The project is a result of a strong sensibility between the lived-in and the surrounding built environment and of a desire for re-conceptualising living space in a not-traditional way and for exploring typological hybrids.
The two uses, live and work, are deliberately separate and their spatial organisation different. The studios extend on the ground floor reaching, at the back, a shared private courtyard; with little outlooks they have an internal vernacular nature and a meditative essence.
The living space holds a central position and, through a series of framed views, aims at connecting internal living spaces with its urban surrounding: the Church, the butterfly Roof-scape, the Workshops.
The house’s composition seeks to mediate between the two very different neighbouring typologies: the Victorian house and the industrial units; hence the translucent circulation core, designed as an extrusion of the Victorian house side wall, forms a spacer between the build and the Victorian residential dwelling.

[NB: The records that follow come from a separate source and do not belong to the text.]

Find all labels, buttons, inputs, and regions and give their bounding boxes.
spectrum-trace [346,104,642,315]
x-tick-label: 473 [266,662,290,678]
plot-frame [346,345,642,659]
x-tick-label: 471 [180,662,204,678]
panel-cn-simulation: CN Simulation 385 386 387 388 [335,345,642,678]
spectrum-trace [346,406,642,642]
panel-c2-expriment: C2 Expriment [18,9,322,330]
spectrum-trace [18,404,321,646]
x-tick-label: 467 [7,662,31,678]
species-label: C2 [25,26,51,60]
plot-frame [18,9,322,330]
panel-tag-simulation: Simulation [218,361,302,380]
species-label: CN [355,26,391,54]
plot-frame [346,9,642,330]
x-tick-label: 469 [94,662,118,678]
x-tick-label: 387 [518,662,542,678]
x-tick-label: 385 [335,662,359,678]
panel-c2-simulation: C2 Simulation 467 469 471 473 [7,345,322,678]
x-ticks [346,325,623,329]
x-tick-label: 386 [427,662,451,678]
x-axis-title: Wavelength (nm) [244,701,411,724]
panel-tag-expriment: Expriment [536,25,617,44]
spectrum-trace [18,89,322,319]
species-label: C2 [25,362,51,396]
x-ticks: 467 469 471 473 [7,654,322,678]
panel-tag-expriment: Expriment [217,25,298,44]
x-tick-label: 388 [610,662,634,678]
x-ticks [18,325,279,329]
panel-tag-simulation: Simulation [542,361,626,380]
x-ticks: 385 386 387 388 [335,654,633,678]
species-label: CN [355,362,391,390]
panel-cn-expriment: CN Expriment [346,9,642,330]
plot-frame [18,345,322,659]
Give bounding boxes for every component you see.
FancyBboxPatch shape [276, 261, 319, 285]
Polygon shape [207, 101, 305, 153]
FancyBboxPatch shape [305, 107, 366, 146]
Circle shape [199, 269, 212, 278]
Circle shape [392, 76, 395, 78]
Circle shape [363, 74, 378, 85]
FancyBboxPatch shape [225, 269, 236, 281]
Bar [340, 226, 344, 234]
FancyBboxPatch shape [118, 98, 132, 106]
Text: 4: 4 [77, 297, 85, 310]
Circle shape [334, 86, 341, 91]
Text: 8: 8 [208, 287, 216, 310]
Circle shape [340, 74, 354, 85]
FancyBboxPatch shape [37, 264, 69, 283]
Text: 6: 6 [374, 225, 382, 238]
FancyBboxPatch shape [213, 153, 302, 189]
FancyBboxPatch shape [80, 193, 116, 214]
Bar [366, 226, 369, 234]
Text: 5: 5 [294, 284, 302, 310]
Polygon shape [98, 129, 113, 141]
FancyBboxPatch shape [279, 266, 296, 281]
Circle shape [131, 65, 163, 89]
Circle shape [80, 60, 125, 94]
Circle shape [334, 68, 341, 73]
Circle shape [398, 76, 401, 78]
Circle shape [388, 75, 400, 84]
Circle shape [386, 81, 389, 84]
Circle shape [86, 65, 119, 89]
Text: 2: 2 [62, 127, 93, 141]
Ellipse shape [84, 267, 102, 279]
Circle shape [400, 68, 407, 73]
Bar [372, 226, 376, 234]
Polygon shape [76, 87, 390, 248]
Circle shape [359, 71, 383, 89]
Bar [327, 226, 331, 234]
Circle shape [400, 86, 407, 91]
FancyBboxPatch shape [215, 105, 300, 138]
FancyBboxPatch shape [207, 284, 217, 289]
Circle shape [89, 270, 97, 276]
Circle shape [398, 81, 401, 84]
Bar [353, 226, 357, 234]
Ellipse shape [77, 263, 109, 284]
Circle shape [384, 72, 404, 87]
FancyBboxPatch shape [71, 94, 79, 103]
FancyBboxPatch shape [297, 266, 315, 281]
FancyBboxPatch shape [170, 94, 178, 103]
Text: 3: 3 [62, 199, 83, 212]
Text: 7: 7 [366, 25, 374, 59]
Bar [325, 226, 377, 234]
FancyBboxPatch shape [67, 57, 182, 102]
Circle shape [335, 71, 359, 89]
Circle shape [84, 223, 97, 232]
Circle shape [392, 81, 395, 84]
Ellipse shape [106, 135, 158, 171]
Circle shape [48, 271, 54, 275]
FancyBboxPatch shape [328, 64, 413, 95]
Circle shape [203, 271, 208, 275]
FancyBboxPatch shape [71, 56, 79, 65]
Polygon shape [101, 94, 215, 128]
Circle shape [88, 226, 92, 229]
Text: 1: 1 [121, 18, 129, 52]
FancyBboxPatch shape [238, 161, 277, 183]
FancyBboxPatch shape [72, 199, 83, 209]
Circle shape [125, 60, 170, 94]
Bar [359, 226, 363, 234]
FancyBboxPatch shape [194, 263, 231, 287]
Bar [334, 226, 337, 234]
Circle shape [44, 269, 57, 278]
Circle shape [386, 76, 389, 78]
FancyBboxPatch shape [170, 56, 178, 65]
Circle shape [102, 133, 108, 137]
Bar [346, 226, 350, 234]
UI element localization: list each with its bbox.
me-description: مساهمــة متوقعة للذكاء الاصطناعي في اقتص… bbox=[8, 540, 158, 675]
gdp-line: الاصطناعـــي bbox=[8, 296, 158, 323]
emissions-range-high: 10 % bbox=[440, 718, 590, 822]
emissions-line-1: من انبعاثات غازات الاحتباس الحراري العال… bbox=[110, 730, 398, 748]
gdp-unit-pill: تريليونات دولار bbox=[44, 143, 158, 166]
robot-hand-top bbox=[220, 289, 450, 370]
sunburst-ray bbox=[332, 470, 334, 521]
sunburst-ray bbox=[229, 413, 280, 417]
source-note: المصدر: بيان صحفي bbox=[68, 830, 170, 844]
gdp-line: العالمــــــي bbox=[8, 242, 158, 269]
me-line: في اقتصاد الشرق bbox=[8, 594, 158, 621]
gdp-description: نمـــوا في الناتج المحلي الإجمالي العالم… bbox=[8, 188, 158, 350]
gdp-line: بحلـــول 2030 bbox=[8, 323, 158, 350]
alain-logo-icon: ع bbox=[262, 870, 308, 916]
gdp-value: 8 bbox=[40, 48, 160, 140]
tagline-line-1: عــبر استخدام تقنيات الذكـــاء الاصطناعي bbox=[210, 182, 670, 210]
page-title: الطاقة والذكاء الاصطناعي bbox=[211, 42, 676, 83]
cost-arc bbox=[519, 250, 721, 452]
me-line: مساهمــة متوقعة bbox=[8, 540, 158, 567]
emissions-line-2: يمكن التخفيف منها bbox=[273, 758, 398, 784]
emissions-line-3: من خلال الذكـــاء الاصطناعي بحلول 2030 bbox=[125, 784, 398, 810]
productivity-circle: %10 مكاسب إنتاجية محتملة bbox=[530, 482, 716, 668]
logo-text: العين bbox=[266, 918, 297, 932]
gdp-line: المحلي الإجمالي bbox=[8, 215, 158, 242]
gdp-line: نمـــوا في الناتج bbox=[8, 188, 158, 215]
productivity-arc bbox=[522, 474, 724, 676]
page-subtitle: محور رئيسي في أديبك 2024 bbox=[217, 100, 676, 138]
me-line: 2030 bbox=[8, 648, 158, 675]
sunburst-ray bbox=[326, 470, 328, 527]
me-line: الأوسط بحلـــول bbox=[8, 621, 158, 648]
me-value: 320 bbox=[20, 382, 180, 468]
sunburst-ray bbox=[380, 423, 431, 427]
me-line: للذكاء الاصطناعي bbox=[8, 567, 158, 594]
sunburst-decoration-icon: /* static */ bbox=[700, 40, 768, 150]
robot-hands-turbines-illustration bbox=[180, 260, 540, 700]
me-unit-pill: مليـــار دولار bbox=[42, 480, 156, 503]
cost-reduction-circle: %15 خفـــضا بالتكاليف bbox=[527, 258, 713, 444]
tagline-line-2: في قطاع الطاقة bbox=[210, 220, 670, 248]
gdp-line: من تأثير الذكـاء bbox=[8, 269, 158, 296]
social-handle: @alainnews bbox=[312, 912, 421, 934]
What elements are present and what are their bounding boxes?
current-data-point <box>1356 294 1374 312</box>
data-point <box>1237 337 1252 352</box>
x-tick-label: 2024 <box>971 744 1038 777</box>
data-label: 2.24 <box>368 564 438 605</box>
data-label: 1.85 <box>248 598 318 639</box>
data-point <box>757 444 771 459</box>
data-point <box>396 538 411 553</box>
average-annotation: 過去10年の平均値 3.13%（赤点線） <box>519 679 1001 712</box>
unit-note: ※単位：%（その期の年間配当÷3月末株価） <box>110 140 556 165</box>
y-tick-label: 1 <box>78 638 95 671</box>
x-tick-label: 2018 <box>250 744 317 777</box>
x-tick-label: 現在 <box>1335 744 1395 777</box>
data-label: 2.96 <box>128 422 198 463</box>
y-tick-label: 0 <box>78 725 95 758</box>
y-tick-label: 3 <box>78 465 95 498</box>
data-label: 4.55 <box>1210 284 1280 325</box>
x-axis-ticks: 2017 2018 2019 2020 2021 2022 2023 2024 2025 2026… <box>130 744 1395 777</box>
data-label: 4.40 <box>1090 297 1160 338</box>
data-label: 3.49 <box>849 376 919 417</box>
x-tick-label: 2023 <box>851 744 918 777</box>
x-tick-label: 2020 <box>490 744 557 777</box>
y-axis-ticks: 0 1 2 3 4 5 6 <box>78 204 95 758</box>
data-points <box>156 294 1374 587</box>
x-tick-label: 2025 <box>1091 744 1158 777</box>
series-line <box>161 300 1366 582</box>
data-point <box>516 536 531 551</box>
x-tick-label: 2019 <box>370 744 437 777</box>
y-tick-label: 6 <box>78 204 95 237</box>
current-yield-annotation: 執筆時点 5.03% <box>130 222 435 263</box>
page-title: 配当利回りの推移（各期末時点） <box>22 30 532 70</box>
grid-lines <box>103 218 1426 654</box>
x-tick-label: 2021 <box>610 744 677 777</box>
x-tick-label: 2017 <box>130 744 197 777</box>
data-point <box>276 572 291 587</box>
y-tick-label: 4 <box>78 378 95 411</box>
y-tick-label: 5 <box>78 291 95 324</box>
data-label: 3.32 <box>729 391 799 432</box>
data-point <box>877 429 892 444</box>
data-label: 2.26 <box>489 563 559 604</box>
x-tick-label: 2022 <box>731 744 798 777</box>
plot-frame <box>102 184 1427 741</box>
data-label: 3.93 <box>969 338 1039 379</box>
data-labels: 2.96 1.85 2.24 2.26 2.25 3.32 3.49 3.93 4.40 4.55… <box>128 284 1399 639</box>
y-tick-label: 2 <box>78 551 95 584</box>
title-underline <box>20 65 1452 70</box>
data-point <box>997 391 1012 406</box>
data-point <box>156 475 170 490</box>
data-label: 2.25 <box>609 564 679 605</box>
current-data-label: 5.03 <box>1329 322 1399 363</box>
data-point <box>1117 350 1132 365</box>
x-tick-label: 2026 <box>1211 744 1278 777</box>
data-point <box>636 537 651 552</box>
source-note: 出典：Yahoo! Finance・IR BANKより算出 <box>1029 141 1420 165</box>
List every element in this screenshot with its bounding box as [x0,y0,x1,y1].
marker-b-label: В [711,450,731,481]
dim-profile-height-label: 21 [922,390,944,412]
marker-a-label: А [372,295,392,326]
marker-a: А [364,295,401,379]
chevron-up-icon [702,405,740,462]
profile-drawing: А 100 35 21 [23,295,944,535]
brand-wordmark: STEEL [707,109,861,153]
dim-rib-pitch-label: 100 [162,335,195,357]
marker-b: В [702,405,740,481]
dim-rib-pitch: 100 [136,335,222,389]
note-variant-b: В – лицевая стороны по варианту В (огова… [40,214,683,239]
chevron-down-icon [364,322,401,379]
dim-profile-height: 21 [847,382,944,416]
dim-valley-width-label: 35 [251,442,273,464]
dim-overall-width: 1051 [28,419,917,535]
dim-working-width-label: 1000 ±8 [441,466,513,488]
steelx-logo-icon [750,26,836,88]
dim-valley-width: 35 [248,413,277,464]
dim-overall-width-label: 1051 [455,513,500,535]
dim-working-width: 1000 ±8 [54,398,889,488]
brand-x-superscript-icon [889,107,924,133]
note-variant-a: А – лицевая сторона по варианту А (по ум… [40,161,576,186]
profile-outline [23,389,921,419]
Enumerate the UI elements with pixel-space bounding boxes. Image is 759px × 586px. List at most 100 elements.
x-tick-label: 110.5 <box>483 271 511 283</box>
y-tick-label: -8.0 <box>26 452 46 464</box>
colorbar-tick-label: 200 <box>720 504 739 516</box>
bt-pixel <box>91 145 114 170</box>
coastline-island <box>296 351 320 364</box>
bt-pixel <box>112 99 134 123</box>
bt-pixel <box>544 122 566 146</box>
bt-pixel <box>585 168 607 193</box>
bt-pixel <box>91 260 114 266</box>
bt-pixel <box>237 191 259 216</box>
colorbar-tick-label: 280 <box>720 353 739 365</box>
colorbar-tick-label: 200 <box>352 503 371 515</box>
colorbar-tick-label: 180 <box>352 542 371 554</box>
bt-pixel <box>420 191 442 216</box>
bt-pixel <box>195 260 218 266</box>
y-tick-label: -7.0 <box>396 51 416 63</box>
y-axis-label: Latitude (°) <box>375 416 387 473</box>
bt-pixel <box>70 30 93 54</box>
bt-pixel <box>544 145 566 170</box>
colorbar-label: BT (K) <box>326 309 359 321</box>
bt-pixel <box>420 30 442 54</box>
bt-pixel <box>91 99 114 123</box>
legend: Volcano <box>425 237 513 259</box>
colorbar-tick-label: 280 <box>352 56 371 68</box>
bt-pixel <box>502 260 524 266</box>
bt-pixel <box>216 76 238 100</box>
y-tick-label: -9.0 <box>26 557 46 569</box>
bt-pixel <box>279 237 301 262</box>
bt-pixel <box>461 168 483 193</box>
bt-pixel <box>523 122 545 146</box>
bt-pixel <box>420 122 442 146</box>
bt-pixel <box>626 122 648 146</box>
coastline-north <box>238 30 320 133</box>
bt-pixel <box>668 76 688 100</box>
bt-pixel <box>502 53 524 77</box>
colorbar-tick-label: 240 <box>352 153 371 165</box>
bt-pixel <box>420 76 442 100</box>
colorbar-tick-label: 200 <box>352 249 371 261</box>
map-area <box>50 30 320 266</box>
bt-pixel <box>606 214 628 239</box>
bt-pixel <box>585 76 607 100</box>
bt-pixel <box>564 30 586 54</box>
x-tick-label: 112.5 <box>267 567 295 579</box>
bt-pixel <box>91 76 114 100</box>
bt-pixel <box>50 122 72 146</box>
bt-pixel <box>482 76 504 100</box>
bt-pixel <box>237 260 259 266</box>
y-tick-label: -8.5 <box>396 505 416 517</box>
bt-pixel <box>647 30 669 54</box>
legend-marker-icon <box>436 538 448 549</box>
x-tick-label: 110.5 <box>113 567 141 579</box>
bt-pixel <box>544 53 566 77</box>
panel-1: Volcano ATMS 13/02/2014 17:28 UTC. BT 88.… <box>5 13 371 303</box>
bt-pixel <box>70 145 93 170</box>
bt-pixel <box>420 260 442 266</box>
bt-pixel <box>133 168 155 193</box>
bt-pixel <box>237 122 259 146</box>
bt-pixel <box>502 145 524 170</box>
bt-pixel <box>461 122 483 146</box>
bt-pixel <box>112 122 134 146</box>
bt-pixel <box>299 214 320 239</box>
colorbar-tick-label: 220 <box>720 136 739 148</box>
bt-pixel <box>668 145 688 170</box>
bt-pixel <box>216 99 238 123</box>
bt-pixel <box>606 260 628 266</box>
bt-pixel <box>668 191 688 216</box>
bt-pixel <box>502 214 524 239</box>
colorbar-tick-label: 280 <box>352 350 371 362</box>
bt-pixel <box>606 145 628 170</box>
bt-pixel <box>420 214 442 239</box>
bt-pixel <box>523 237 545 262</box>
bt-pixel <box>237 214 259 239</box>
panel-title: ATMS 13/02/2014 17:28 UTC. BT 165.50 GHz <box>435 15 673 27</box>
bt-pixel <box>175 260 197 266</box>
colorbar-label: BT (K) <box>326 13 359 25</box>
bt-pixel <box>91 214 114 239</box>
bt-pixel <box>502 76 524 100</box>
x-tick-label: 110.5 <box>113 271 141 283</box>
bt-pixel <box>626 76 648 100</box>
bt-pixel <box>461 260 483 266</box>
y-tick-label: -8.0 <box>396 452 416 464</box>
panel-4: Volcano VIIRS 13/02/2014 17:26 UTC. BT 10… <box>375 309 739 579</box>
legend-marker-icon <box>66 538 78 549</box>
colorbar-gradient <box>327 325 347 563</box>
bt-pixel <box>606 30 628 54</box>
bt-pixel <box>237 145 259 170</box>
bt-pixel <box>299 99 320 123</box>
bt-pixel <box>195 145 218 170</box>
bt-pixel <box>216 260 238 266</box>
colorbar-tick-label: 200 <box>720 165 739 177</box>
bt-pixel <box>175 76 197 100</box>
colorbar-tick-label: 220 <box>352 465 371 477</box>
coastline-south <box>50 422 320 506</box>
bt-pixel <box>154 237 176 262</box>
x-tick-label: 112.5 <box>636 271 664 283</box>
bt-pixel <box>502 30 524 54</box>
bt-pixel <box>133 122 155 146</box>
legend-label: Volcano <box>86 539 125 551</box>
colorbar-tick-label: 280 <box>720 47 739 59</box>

The scheme uses the adjoining architecture as a context for orientation, as well as a basis for finding its own exploratory structure. Ever so slightly reminiscent of the industrial workshops on other side of the project, the façade consists of seemingly stacked cubical shapes rhythmically articulated. Unlike the front, the rear elevation is a composition of large blank elements and a series of stacked volumes and articulated openings. The project is a low carbon residence designed and constructed using pre-manufactured cross laminated timber system. The elevation is wrapped in a dark timber cladding a modern application of the ancient Japanese art of burning timber. Simultaneously the two strong bricks elements: the side wall and the chimney bring weight and enhance weightlessness; they bring the time component to the project, set as ruins of a recent past, memories of the place. Colours and reflections, natural and high quality finishes add sophistication to the interiors.